Protests against new COVID-19 restrictions turn violent in Brussels
Belgian police have fired teargas and water cannon to disperse protestors opposed to state-imposed compulsory measures against the coronavirus pandemic.
Thousands of protesters took to the streets in Brussels and marched towards the headquarters of the European Union (EU), raising slogans of “freedom” and indulging in fireworks.
What began as a peaceful protest turned violent when protesters were blocked from reaching the roundabout outside the EU office by a barbed-wire barricade and a heavy deployment of riot police officers, reports said.
According to Press TV, as two drones and a helicopter circled overhead, some demonstrators reportedly threw fireworks and cans at the police, who in turn responded with teargas and water cannons.
The police action broke the crowd into smaller groups that engaged in more clashes and set fire to barricades and trash bins, according to reports.
The demonstrators were demanding the reversal of recent government measures that require the people to show COVID-19 passes to access different public spaces.

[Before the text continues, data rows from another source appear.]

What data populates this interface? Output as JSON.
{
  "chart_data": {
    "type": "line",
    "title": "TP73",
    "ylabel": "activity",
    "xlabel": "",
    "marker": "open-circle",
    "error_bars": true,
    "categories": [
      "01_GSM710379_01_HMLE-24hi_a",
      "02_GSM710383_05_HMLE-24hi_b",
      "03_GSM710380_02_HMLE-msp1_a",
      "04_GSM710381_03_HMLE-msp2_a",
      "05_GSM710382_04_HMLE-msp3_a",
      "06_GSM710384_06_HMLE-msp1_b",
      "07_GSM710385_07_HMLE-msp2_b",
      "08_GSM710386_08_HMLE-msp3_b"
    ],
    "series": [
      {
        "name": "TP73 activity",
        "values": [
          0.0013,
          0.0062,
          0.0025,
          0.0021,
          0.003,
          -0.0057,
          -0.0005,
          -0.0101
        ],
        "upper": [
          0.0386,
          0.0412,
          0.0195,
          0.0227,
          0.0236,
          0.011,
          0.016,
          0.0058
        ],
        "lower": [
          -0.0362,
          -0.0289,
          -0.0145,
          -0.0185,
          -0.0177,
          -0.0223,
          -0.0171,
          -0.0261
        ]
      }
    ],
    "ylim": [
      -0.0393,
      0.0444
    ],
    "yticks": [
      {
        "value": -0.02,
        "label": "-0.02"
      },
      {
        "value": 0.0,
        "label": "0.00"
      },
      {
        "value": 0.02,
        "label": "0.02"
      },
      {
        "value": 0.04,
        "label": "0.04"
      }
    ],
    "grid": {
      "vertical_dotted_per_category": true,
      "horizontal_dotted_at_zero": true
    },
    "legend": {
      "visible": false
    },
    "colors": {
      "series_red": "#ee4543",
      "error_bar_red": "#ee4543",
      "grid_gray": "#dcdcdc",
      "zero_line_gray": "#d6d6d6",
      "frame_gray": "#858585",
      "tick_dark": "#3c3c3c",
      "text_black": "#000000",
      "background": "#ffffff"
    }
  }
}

Several European countries have seen large-scale demonstrations in recent weeks as governments have moved to impose tighter restrictions in order to contain the surge of new COVID-19 infections.
The emergence of new Omicron variant of the coronavirus has fueled more concerns, sending shock waves across the continent.

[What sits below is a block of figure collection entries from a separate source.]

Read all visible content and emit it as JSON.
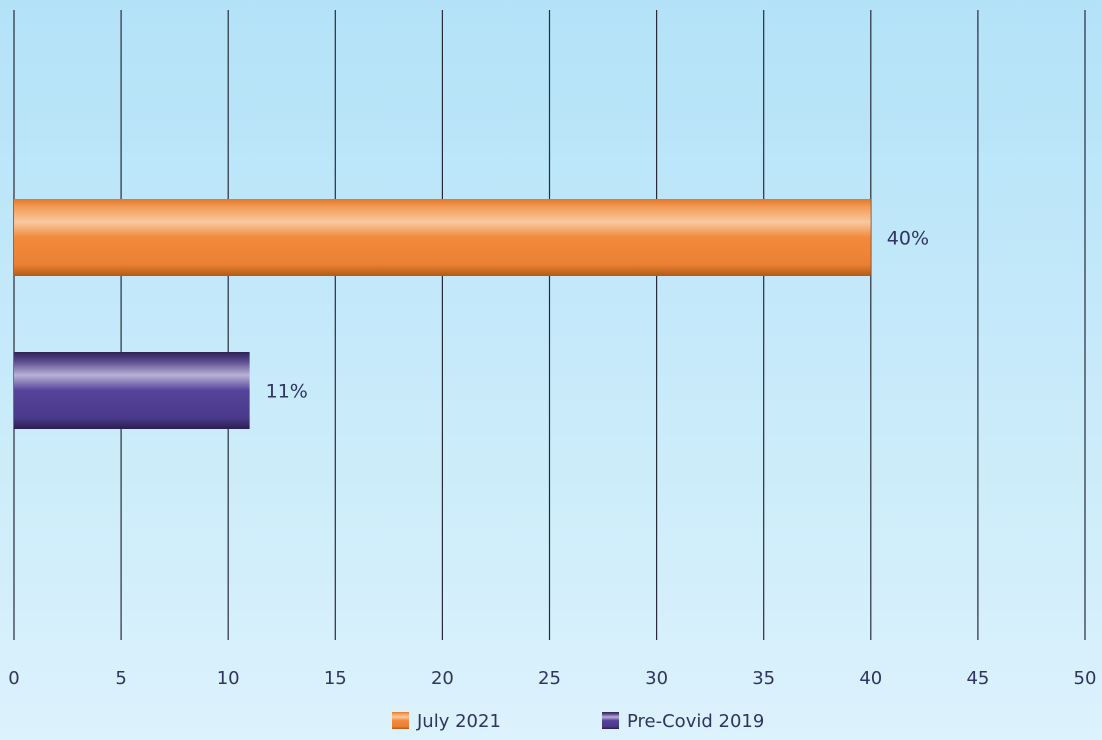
{
  "chart_data": {
    "type": "bar",
    "orientation": "horizontal",
    "title": "",
    "xlabel": "",
    "ylabel": "",
    "xlim": [
      0,
      50
    ],
    "x_ticks": [
      0,
      5,
      10,
      15,
      20,
      25,
      30,
      35,
      40,
      45,
      50
    ],
    "grid": true,
    "legend_position": "bottom",
    "series": [
      {
        "name": "July 2021",
        "value": 40,
        "label": "40%",
        "color": "#f0883a"
      },
      {
        "name": "Pre-Covid 2019",
        "value": 11,
        "label": "11%",
        "color": "#4b3a8c"
      }
    ]
  }
}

The protests on Sunday appeared to be a repeat of November 21 demonstration in which protesters clashed violently with police in Brussels, resulting in multiple arrests and injuries.

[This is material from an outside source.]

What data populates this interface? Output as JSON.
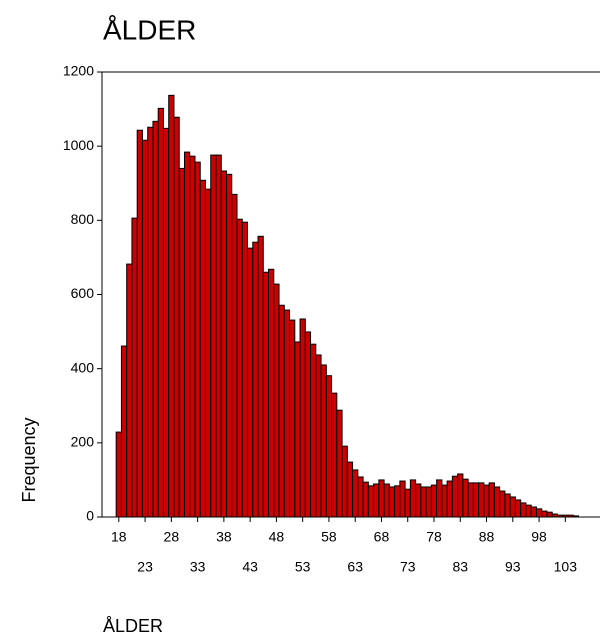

"I can't bear discrimination in any form, and now there's the vaccine pass which is discriminatory, sanctions for (unvaccinated) carers which are discriminatory too, there's mandatory vaccination which is heading our way," said one protester.
"That's all discrimination, so we have to fight it. We don't want a dictatorship."
The protest rally came after Friday’s announcement of new measures as part of efforts to contain one of Europe's highest infection rates, including mandatory mask wearing for most primary school children and a lengthening of the school holidays.